– Так мы, ваше благородие, потому к вам со всем нашим уважением… Подойдет жене? – и Виноградов достал из «дипломата» элегантную коробочку.

– «Черная магия»? Сколько?

– Для вас – госцена.

– Так не бывает. – Телков достал деньга, рассчитался. – Спасибо. Понимаешь…

– Понимаю, сам такой.

– Да я не об этом. Был бы кто другой на твоем месте… А ведь для меня ты на всю жизнь – Первый Учитель. Полтора года, помнишь – чего только не было!

– Не обижайся, но, видимо, хреново я тебя учил.

– Считаешь – сбежал с оперативной работы? Может, ты и прав, но, во-первых – без штабов еще никто не обходился, здесь тоже, поверь, не сахар, а во-вторых… В стране – бардак, зачем, во имя чего шкурой рисковать – за гроши притом? Именно теперь главная задача – выжить, сберечь себя, чтобы когда все утрясется…

– Слушай, а я удивлялся – почему тебя милиционеры Гаденышем тогда прозвали…

– Пошел ты! – побагровел было Телков, но сдержался. – Ладно, после второго инфаркта меня вспомнишь. Семью только твою жалко – ты ж Таньку с двумя детьми нищими на сторублевую пенсию оставишь: машины нет, дачи нет. Одно пальто кожаное и «понтов» на миллион.

– Всего доброго.

– Постой! Тебя ж не просто так вызывали. Напишешь объяснительную по вчерашнему, мне отдашь. И не выдрючивайся, ради бога! Грамотно напишешь – смогу замять… Последний раз.

– Хорошо. Ты извини меня – нервы.

– Ладно, проехали. И еще. Сегодня к шести надо подойти к начальнику кадров, Петрову, в двадцать шестой кабинет. Будут решать вопрос о твоей стажировке у немцев – помнишь, то, что с прошлого года прорабатывалось. На пару недель. Так что – затихни и не рыпайся.

– Игорек, не могу я к шести – встреча в пять.

– Опять по Квадратному разборки?

– Как сказать…

– Далеко?

– Да так…

– Попытайся все-таки успеть. Я предупрежу Петрова, что просишь перенести на полседьмого, но уж тогда не опаздывай – полковники ждать не любят. Мы с Петровым, кстати, тоже в Гамбург с вами едем, всего на Управу человек десять…

– Все, опаздываю, подробности потом расскажешь.


Виноградов расстелил вчерашнюю газету и аккуратно присел на скамейку, по-весеннему не слишком чистую. Расстегнул плащ, достал книгу и углубился в чтение, не забывая, впрочем, поглядывать то и дело в сторону замыкавшей неухоженную аллею ажурной калитки. Этот скромный, уютный скверик между Механическим институтом и Молодым театром по ряду причин отвечал самым жестким требованиям конспирации и периодически использовался Виноградовым для наиболее деликатных встреч. Слепило солнце, отражаясь от глянцевых страниц, умиротворенно тяжелел сытый желудок. Клонило в сон.
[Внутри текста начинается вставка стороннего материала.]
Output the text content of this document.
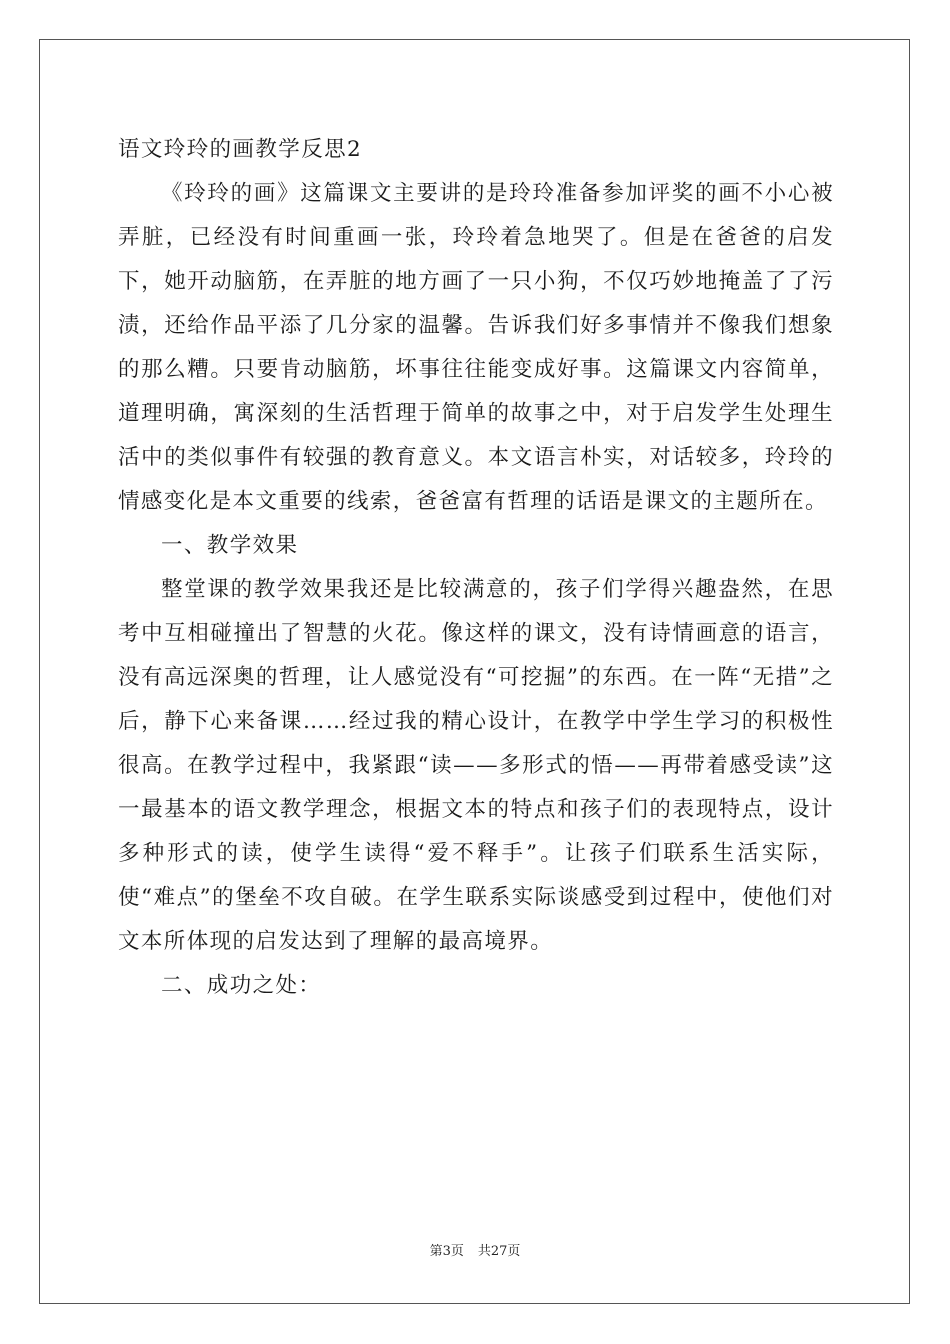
语文玲玲的画教学反思2

《玲玲的画》这篇课文主要讲的是玲玲准备参加评奖的画不小心被弄脏，已经没有时间重画一张，玲玲着急地哭了。但是在爸爸的启发下，她开动脑筋，在弄脏的地方画了一只小狗，不仅巧妙地掩盖了了污渍，还给作品平添了几分家的温馨。告诉我们好多事情并不像我们想象的那么糟。只要肯动脑筋，坏事往往能变成好事。这篇课文内容简单，道理明确，寓深刻的生活哲理于简单的故事之中，对于启发学生处理生活中的类似事件有较强的教育意义。本文语言朴实，对话较多，玲玲的情感变化是本文重要的线索，爸爸富有哲理的话语是课文的主题所在。

一、教学效果

整堂课的教学效果我还是比较满意的，孩子们学得兴趣盎然，在思考中互相碰撞出了智慧的火花。像这样的课文，没有诗情画意的语言，没有高远深奥的哲理，让人感觉没有“可挖掘”的东西。在一阵“无措”之后，静下心来备课……经过我的精心设计，在教学中学生学习的积极性很高。在教学过程中，我紧跟“读——多形式的悟——再带着感受读”这一最基本的语文教学理念，根据文本的特点和孩子们的表现特点，设计多种形式的读，使学生读得“爱不释手”。让孩子们联系生活实际，使“难点”的堡垒不攻自破。在学生联系实际谈感受到过程中，使他们对文本所体现的启发达到了理解的最高境界。

二、成功之处：

第3页 共27页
– «…Человеком нельзя питаться систематически. Человеком можно только время от времени закусывать». Что это ты читаешь, Виноградов?

– Через плечо заглядывать неприлично, Петрович. Мирных граждан пугать – тем более. А читаю я Конецкого Виктора Викторовича, своего любимого писателя. Слышал?

– Читал. Ничего пишет, смешно… А вообще – злой он какой-то.

– Смешно… Умно он пишет, умно! А умные – все злые. Но не злобные.

– Есть разница?

– Конечно. Злость – сила созидательная, а злобность…

– Давай к делу, времени мало. Я пока эту твою «шхеру» нашел… Кстати – неплохо. Не возражаешь, если я здесь тоже с людишками видеться буду?

– Стакан нальешь – ради бога. Шутка.

– Договорились. Груздев твой где?

– Не будет. Его намертво «припахали» – по той группе, что в «Ориенте» зацепили. Звонил сегодня с утра из аэропорта – рейс на Алма-Ату. Так что – выпал Груздев из расклада.

– Что ж поделаешь…

– Обидно. По «Спортспейсу» без него ни черта не сделаешь, тамаринские архивы все в Управлении по организованной… Он даже источников своих озадачить не успел.